Como vê o futuro dos bombeiros em Portugal?
Na minha opinião, a atual organização dos bombeiros em Portugal não conseguirá manter-se sem uma grande restruturação. A profissionalização de elementos é crucial, porém o voluntário não pode terminar.
A disponibilidade de elementos para o voluntariado e mesmo de candidatos para os profissionais é cada vez mais escassa. Urge definir uma carreira para os bombeiros com condições atrativas, quer para os voluntários, quer para os profissionais. Além disso, deveriam ser garantidos benefícios sociais (que alguns municípios já implementaram) quer para os atuais bombeiros, mas também para aqueles que no passado também contribuíram para o “ajudar os outros”. Penso que só assim se conseguirá colmatar a atual lacuna de efetivos.

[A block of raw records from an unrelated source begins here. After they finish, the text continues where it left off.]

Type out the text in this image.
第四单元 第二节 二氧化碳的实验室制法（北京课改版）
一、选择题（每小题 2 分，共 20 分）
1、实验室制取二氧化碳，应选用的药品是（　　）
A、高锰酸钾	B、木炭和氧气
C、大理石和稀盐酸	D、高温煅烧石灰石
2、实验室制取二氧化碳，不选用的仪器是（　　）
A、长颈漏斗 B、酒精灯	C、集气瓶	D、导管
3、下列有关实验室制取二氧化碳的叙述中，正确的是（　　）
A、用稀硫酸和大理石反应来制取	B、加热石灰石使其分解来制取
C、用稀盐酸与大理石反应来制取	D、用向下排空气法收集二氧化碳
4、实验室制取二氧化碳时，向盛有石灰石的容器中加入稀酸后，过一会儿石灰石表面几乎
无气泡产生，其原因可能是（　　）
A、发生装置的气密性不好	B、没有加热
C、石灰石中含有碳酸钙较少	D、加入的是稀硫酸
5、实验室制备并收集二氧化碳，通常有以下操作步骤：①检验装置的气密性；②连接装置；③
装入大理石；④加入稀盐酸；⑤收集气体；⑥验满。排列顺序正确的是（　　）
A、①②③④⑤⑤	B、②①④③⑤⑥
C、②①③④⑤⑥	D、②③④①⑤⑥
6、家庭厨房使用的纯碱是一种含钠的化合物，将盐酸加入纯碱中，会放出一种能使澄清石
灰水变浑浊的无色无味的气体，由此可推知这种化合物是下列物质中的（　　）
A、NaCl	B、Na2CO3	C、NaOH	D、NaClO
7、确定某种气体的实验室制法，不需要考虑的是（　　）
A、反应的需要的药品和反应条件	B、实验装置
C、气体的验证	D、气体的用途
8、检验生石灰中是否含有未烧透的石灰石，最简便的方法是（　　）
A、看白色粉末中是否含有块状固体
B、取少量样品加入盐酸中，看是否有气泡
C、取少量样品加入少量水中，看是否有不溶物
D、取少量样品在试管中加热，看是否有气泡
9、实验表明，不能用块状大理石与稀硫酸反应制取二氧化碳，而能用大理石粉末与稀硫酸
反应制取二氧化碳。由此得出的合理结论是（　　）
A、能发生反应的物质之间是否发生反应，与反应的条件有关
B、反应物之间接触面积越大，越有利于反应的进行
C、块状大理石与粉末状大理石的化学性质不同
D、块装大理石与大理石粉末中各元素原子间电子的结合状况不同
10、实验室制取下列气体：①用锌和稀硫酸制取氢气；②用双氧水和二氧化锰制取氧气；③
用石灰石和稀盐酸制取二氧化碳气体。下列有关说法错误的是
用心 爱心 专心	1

Quem não se salva, não salva, refere a formadora Sónia Moutinho. Por isso, antes de agir, é preciso parar para pensar, pois a pressa é inimiga da segurança.
Na gestão de operações, o COS deve definir a estratégia tendo em conta os riscos para os bombeiros e também pensar em ações que minimizem esses riscos: implementação do CAE (Controlo de Arica e Equipamentos), da linha de apoio e da linha de emergência.
Na manobra, o bombeiro deve colocar todo o EPI de forma correta e depois verificar e ser verificado pelo colega de equipa antes de iniciar o trabalho. Pedir ajuda quando necessário, não é sinal de fraqueza, pelo contrário, conclui Sónia Moutinho.